Ich fand zwar Zerstreuung – aber schon wieder stieß ich auf das Thema “Privatsphäre“. Nun gut. Wenn ein Thema mich findet, folge ich dem Ruf eben.

Um den oben angekündigten Thread mal abzukürzen: Mats Hummels scheint sich mit einer anderen Frau zu treffen als mit seiner Frau Cathy, von der man ja schon länger nicht mehr weiß, ob sie nur noch auf dem Papier seine Frau ist. Diese andere Frau hat das auf Instagram publik gemacht, dann hat Cathy was indirekt-Schnippisches dazu auf Insta geschrieben, die andere hat Cathy dann einen privaten Chat mit Mats geschickt, dann kam noch eine Dritte dazu, das wurde dann auch wieder publik, anschließend gab es ein Insta-Live mit allen vieren – okay, Letzteres stimmt nicht, wundern würde es mich aber auch nicht, vielleicht habe ich auch bei den Details zuvor das ein oder andere durcheinandergebracht, aber wissen Sie was? Es interessiert mich auch überhaupt nicht. Es ist Kindertheater. Theater insofern, als es vor Publikum stattfindet. Nur sind wir ja gar keine Kinder.

Deshalb muss ich auch nicht mit erschrocken weit aufgerissenen Augen staunend und kopfschüttelnd fragen, warum diese Frauen das machen. Ganz einfach: Weil öffentlich Sein eine Währung ist. Nicht nur der süße Nektar Ruhm lockt, sondern auch der knallharte Euro.

Cathy Hummels zum Beispiel ist Influencerin. Irgendwann schreibe ich noch mal was zu dieser speziellen Bevölkerungsgruppe. Zu Leuten, die erst ganz viel Fitness machen, dann merken, dass sie kein Maß halten können, dann ihre Einsicht thematisieren, dabei viele Selfies von sich posten, mal weinend, denn es ist ein sehr harter Weg, so ganz generell, dann fröhlich, denn der Weg ist ja auch das Ziel und diese Erkenntnis kam heute Morgen im Biomarkt (bezahlte Werbung), dann realisieren, dass der Klimakatastrophenkipppunkt ein Megathema ist, also sich jetzt dafür bzw. dagegen engagieren, auch dazu kann man hervorragend Selfies posten mit nachdenklichem Gesicht, und für eine Übergangsphase aber noch an alten Werbekunden festhält, auch wenn es Kochbox-Lieferanten sind, denn: Entschuldigung, aber von irgendwas muss man ja wohl auch leben! (Diese hier beschriebe Figur ist ein Konglomerat aus mehreren Influencern.)

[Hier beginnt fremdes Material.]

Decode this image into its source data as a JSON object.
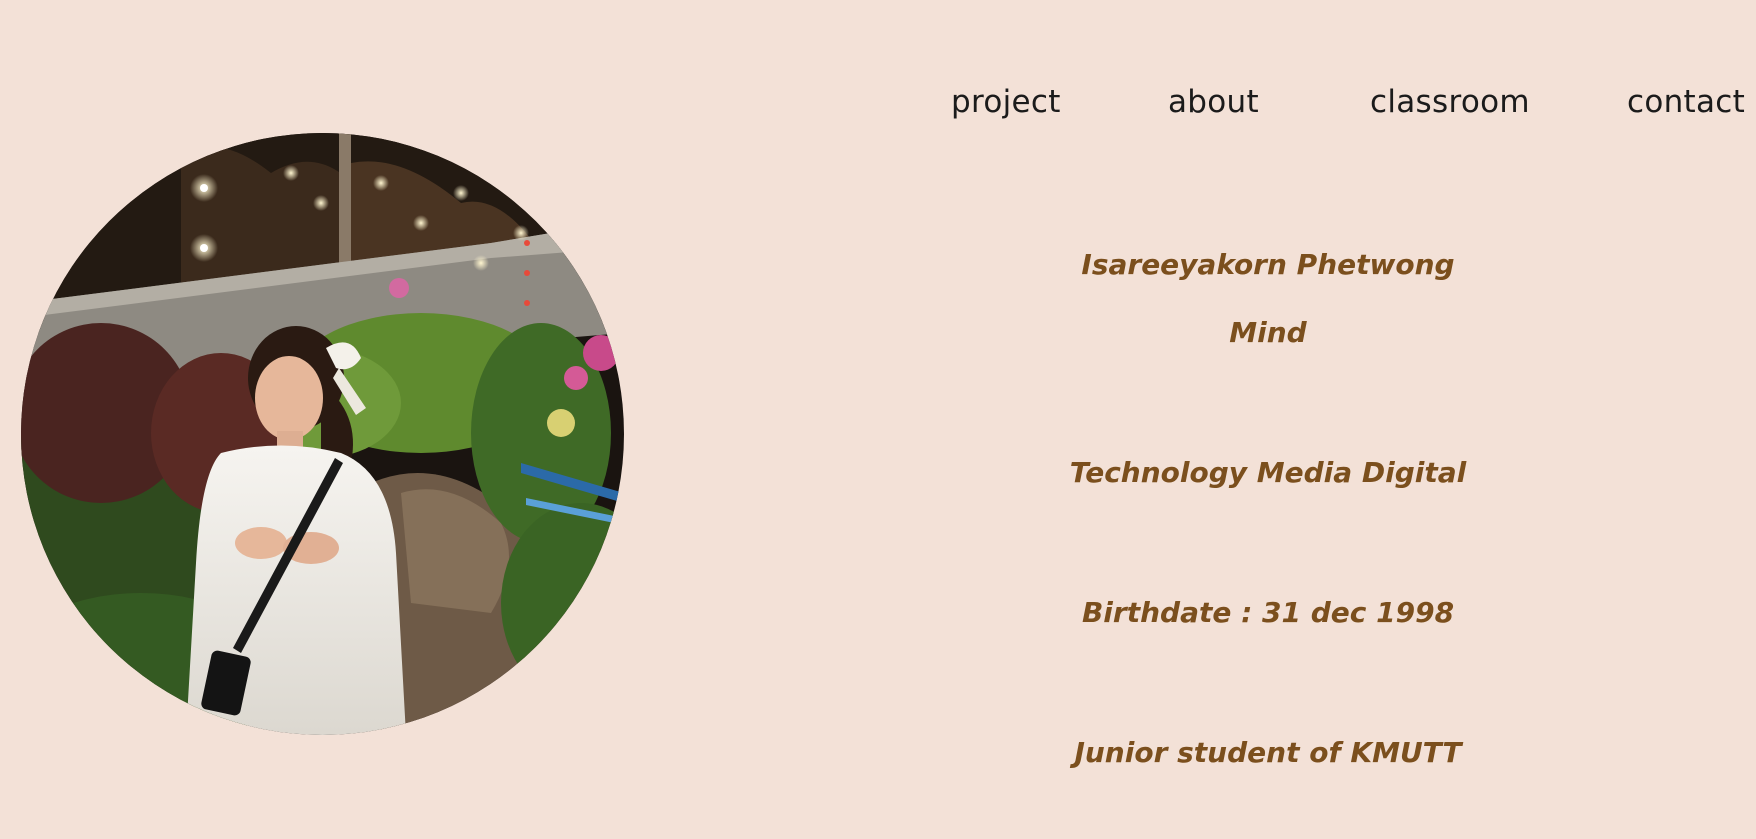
{
  "nav": {
    "items": [
      "project",
      "about",
      "classroom",
      "contact"
    ]
  },
  "profile": {
    "photo_alt": "Portrait photo of a young woman in a white shirt standing in a garden with string lights at night",
    "name": "Isareeyakorn Phetwong",
    "nickname": "Mind",
    "major": "Technology Media Digital",
    "birthdate": "Birthdate : 31 dec 1998",
    "status": "Junior student of KMUTT"
  },
  "colors": {
    "background": "#f3e1d7",
    "nav_text": "#1b1b1b",
    "info_text": "#7b4f1d"
  }
}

Zurück zum Thema. Privatsphäre. Das ist ein Ding. Früher, die Älteren erinnern sich, brauchte man einen gewissen Promistatus, dann kam man ins Geschäft mit Bunte, Bild, Gala. Meistens hatte man, Promi, auch einen Manager, Berater, eine Agentur. Die allerschlimmsten Ideen konnte dieser Filter oft noch verhindern, wenn es die im wahrsten Sinne des Wortes verantwortliche Redaktion schon nicht tat. Natürlich klappte das auch nicht immer, wir denken zurück an Rudolf Scharping im Swimming Pool, aber so lange es Ausreißer gibt, die im Gedächtnis bleiben, heißt das ja: Im Großen und Ganzen funktioniert das.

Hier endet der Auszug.